Regional Finance Ministers Agree on Common Agenda to Respond to the Global Economic Crisis

SANTIAGO, Chile – Finance ministers from the Community of Latin American and Caribbean States (CELAC) have agreed to move forward to a common regional agenda in response to the global economic crisis.

fmlatanFinance ministers from Latin America and the Caribbean (ECLAC Photo)Their decision was taken during a high-level face-to-face meeting held at the headquarters of the Economic Commission for Latin America and the Caribbean (ECLAC) here and organized by St. Vincent and the Grenadines, as the Pro Tempore President of CELAC, with the support of ECLAC.

The meeting was in compliance with the mandate derived from the Buenos Aires Declaration issued by the seventh Summit of Heads of State and Government of the regional bloc held in January 2023 in Argentina.

St. Vincent and the Grenadines Finance Minister, Camillo Gonsalves, called for the repositioning of CELAC as an active organization that addresses the challenges faced by the countries of Latin America and the Caribbean.

He spoke of the importance of creating fiscal space for development in response to disasters, aiming to accelerate the achievement of transformative development goals.

Gonsalves said that most Caribbean countries have not yet recovered their pre-COVID-19 pandemic production levels.

He said that the statement that this decade is more “lost” than the previous one is particularly true for the Caribbean states that are heavily reliant on tourism, noting that their production levels have not yet reached the levels recorded in 2019.

Gonsalves also stressed that the regional debt problems originate from external shocks rather than from macroeconomic management in the countries of the region.

In his address to the meeting attended by ministers and officials from 18 Latin American and Caribbean countries, ECLAC executive director, José Manuel Salazar-Xirinachs said that the region is currently facing challenging global macroeconomic conditions, making it exceedingly difficult to conduct macroeconomic policy.

He said the conflict between Russia and Ukraine has contributed to weakening global growth, causing increased volatility in international financial and commodity markets. He said this volatility has reinforced global inflationary pressures and prompted advanced economies’ central banks to swiftly and synchronizedly tighten monetary policies in 2022 to stabilize inflation expectations. Consequently, this has significantly reduced capital flows to emerging markets.

“This is the situation we are facing, worsened by external shocks and the lingering effects of the pandemic. In this context, macroeconomic policy must navigate a slowdown in economic growth and rising inflation, while simultaneously addressing the pressing need to revive economies, create high-quality jobs, and strengthen social policies.”

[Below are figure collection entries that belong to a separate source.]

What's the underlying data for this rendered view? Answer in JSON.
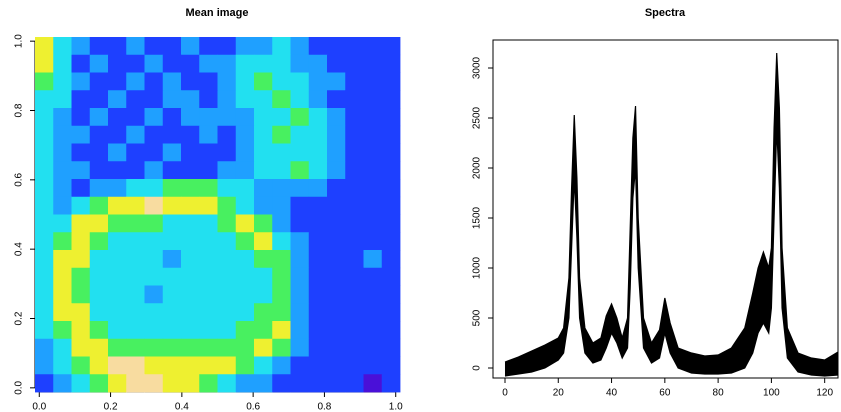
{
  "chart_data": [
    {
      "type": "heatmap",
      "title": "Mean image",
      "xlim": [
        -0.012,
        1.012
      ],
      "ylim": [
        -0.012,
        1.012
      ],
      "xticks": [
        {
          "value": 0,
          "label": "0.0"
        },
        0.2,
        0.4,
        0.6,
        0.8,
        {
          "value": 1,
          "label": "1.0"
        }
      ],
      "yticks": [
        {
          "value": 0,
          "label": "0.0"
        },
        0.2,
        0.4,
        0.6,
        0.8,
        {
          "value": 1,
          "label": "1.0"
        }
      ],
      "colors": [
        "#4a10d8",
        "#1e40ff",
        "#1fa0ff",
        "#22e0f0",
        "#48f060",
        "#eef030",
        "#f8dca0"
      ],
      "z": [
        [
          5,
          3,
          2,
          1,
          1,
          2,
          1,
          1,
          2,
          1,
          1,
          2,
          2,
          3,
          2,
          1,
          1,
          1,
          1,
          1
        ],
        [
          5,
          3,
          1,
          2,
          1,
          1,
          2,
          1,
          1,
          2,
          2,
          3,
          3,
          3,
          2,
          2,
          1,
          1,
          1,
          1
        ],
        [
          4,
          3,
          2,
          1,
          1,
          2,
          1,
          2,
          1,
          1,
          2,
          3,
          4,
          3,
          3,
          2,
          2,
          1,
          1,
          1
        ],
        [
          3,
          3,
          1,
          1,
          2,
          1,
          1,
          2,
          2,
          1,
          2,
          3,
          3,
          4,
          3,
          2,
          1,
          1,
          1,
          1
        ],
        [
          3,
          2,
          1,
          2,
          1,
          1,
          2,
          1,
          2,
          2,
          2,
          2,
          3,
          3,
          4,
          3,
          2,
          1,
          1,
          1
        ],
        [
          3,
          2,
          2,
          1,
          1,
          2,
          1,
          1,
          1,
          2,
          1,
          2,
          3,
          4,
          3,
          3,
          2,
          1,
          1,
          1
        ],
        [
          3,
          2,
          1,
          1,
          2,
          1,
          1,
          2,
          1,
          1,
          1,
          2,
          3,
          3,
          3,
          3,
          2,
          1,
          1,
          1
        ],
        [
          3,
          2,
          2,
          1,
          1,
          1,
          2,
          1,
          1,
          1,
          2,
          2,
          3,
          3,
          4,
          3,
          2,
          1,
          1,
          1
        ],
        [
          3,
          2,
          1,
          2,
          2,
          3,
          3,
          4,
          4,
          4,
          3,
          3,
          2,
          2,
          2,
          2,
          1,
          1,
          1,
          1
        ],
        [
          3,
          2,
          3,
          4,
          5,
          5,
          6,
          5,
          5,
          5,
          4,
          3,
          2,
          2,
          1,
          1,
          1,
          1,
          1,
          1
        ],
        [
          3,
          3,
          5,
          5,
          4,
          4,
          4,
          3,
          3,
          3,
          4,
          5,
          4,
          2,
          1,
          1,
          1,
          1,
          1,
          1
        ],
        [
          3,
          4,
          5,
          4,
          3,
          3,
          3,
          3,
          3,
          3,
          3,
          4,
          5,
          3,
          2,
          1,
          1,
          1,
          1,
          1
        ],
        [
          3,
          5,
          5,
          3,
          3,
          3,
          3,
          2,
          3,
          3,
          3,
          3,
          4,
          4,
          2,
          1,
          1,
          1,
          2,
          1
        ],
        [
          3,
          5,
          4,
          3,
          3,
          3,
          3,
          3,
          3,
          3,
          3,
          3,
          3,
          4,
          2,
          1,
          1,
          1,
          1,
          1
        ],
        [
          3,
          5,
          4,
          3,
          3,
          3,
          2,
          3,
          3,
          3,
          3,
          3,
          3,
          4,
          2,
          1,
          1,
          1,
          1,
          1
        ],
        [
          3,
          5,
          5,
          3,
          3,
          3,
          3,
          3,
          3,
          3,
          3,
          3,
          4,
          4,
          2,
          1,
          1,
          1,
          1,
          1
        ],
        [
          3,
          4,
          5,
          4,
          3,
          3,
          3,
          3,
          3,
          3,
          3,
          4,
          4,
          5,
          2,
          1,
          1,
          1,
          1,
          1
        ],
        [
          2,
          3,
          5,
          5,
          4,
          4,
          4,
          4,
          4,
          4,
          4,
          4,
          5,
          4,
          2,
          1,
          1,
          1,
          1,
          1
        ],
        [
          2,
          3,
          4,
          5,
          6,
          6,
          5,
          5,
          5,
          5,
          5,
          4,
          3,
          2,
          1,
          1,
          1,
          1,
          1,
          1
        ],
        [
          1,
          2,
          3,
          4,
          5,
          6,
          6,
          5,
          5,
          4,
          3,
          2,
          2,
          1,
          1,
          1,
          1,
          1,
          0,
          1
        ]
      ]
    },
    {
      "type": "line",
      "title": "Spectra",
      "xlim": [
        -4.5,
        125
      ],
      "ylim": [
        -100,
        3280
      ],
      "xticks": [
        0,
        20,
        40,
        60,
        80,
        100,
        120
      ],
      "yticks": [
        0,
        500,
        1000,
        1500,
        2000,
        2500,
        3000
      ],
      "x": [
        0,
        5,
        10,
        15,
        20,
        22,
        24,
        25,
        26,
        27,
        28,
        30,
        33,
        36,
        38,
        40,
        42,
        44,
        46,
        47,
        48,
        49,
        50,
        52,
        55,
        58,
        60,
        62,
        65,
        70,
        75,
        80,
        85,
        90,
        93,
        95,
        97,
        99,
        100,
        101,
        102,
        103,
        104,
        106,
        110,
        115,
        120,
        125
      ],
      "series": [
        {
          "color": "#000000",
          "values": [
            60,
            110,
            170,
            230,
            300,
            400,
            900,
            1800,
            2530,
            1900,
            900,
            400,
            250,
            300,
            520,
            640,
            500,
            300,
            500,
            1400,
            2300,
            2620,
            1500,
            500,
            250,
            380,
            700,
            450,
            200,
            150,
            120,
            130,
            200,
            400,
            750,
            1000,
            1160,
            1000,
            1200,
            2400,
            3150,
            2600,
            1200,
            400,
            150,
            100,
            80,
            160
          ]
        },
        {
          "color": "#000000",
          "values": [
            -80,
            -60,
            -40,
            0,
            80,
            150,
            500,
            1200,
            1900,
            1300,
            500,
            150,
            50,
            80,
            200,
            350,
            250,
            100,
            200,
            800,
            1700,
            2000,
            1000,
            200,
            50,
            100,
            350,
            150,
            0,
            -50,
            -60,
            -60,
            -50,
            0,
            150,
            350,
            450,
            350,
            600,
            1500,
            2400,
            1800,
            600,
            100,
            -40,
            -70,
            -80,
            -70
          ]
        }
      ]
    }
  ]
}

The ECLAC official noted that the average economic growth of the region during the 2014-2023 decade will be 0.8 per cent, which is less than half the average growth experienced during the renowned “lost decade” of the 1980s when it was two per cent.

He said the current circumstances, characterized by significant needs and substantial constraints, necessitate two key actions. Firstly, there is a need to review fiscal covenants based on a framework of public finance sustainability. This framework should prioritize and combine increased revenues with a more effective use of resources on the expenditure side. Secondly, there is a need for reforms within the international financial system to facilitate the restructuring of external debt.

“We must not forget that the political feasibility of proposals to increase revenues depends on improving the quality, equity, and accessibility of public services.”

Salazar-Xirinachs urged the implementation of measures at the international level to work towards reducing the restrictions on growth and development that affect most Latin American and Caribbean countries due to the high servicing of public debt and its implications for fiscal space.